От всех этих мыслей такая безысходность накатывает, что хочется уснуть и больше никогда не просыпаться. Чувствую себя рыбой, запутавшейся в сетях, которая, сколько не дрыгайся, по итогу запутается еще больше. И вот что мне делать? ЧТО? У меня одна надежда была - уехать, а теперь…
В свою комнату я вхожу, словно сомнамбула, и меня тут же встречает мама.
– Ну что, отхватила п*здюлей? – спрашивает ехидно.
– Отхватила, смотри не лопни от счастья, - язвлю, не видя смысла сдерживаться. В ответ получаю хлесткую пощечину, отчего на языке тут же расцветает вкус крови.
– Хамло! Разлад в семью только вносишь. Лучше б я аборт сделала, чем на такую тварину неблагодарную здоровье тратила! – выплевывает она, и развернувшись, уходит, хлопнув со всей дури дверью, а у меня вырывается смешок. Один, второй, пока я не начинаю заливаться каким-то истеричным смехом.
Оседаю на кровать, прижав ладонь к пульсирующей щеке и смеюсь до слез, до икоты и звона в ушах. Я не знаю, сколько это продолжается, просто в какой-то момент обнаруживаю себя лежащей на кровати с зареванным лицом и мокрыми волосами.
Надо бы встать, привести себя в порядок, скоро сестра со школы приедет, Оле надо позвонить, Илье… Вот только я в таком состоянии, что ничего не хочется, и ни в чем не вижу смысла. Даже в пинках типа «слабачка», «малодушная размазня», «бесхарактерная» и так далее. Они просто зудят вялой мухой на краешке сознания, но мне на них плевать с высокой колокольни. В итоге просто забираюсь под одеяло, и лежу, глядя в одну точку. Когда приезжает Каролинка, притворяюсь спящей. У меня нет сил выжимать из себя улыбки.
Моя апатия длится несколько дней. К счастью, родители меня не трогают. В этой четверти я усердно потрудилась, так что могу себе позволить немного «поболеть», тем более, что справка уже готова, да и каникулы не за горами.
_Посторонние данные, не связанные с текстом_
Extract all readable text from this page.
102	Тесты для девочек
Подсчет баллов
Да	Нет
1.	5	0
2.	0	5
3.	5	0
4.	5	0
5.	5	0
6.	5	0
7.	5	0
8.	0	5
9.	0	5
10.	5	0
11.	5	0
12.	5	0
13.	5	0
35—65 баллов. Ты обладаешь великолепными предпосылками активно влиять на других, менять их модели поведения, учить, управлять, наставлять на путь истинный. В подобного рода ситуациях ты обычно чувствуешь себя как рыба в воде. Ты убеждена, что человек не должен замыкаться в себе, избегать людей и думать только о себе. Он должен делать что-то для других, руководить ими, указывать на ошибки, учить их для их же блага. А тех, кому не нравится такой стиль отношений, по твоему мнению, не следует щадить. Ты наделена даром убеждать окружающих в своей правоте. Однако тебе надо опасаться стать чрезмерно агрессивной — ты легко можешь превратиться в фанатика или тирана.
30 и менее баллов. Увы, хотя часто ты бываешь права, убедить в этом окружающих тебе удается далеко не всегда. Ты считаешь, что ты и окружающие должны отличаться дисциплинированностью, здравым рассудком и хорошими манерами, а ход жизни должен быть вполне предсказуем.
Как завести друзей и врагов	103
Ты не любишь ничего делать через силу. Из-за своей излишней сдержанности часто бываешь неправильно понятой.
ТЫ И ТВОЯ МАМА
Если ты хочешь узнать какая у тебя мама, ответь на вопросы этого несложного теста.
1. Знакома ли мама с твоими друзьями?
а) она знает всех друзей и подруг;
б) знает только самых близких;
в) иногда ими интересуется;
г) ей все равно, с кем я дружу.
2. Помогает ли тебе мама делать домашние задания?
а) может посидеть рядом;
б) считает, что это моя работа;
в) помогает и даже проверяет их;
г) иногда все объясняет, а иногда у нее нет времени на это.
Все это время пытаюсь себя заставить подойти к телефону и написать Ольке, но мне так не по себе, что как только возникает мысль, я трусливо отгоняю ее. Но сколько веревочке ни вейся, а конец всегда настанет.
Включаю телефон и на меня обрушивается куча пропущенных звонков и сообщений.
Единственное Ильи приводит в дикий, неописуемый ужас: «Нам нужно встретиться. Я все понял. Это ведь он – тот мудак?»
Однако, добивает меня последнее Олькино: «Пошла ты в жопу, Вознесенская! Я все понимаю, но это просто свинство так себя вести! Потом не удивляйся, что ты на хер никому не нужна. Как ты к людям – так и они к тебе!»
Жестоко, но, пожалуй, справедливо, хотя я бы никогда не ударила дорогого мне человека по самому больному. Знаю, Прохода написала это на эмоциях, и скорее всего, потом извиниться, но сейчас ее слова сыпятся солью прямо туда, где все кровоточит и болит. Мне кажется, будто я осталась одна против всего мира. И так страшно становиться, что на панике я начинаю задыхаться.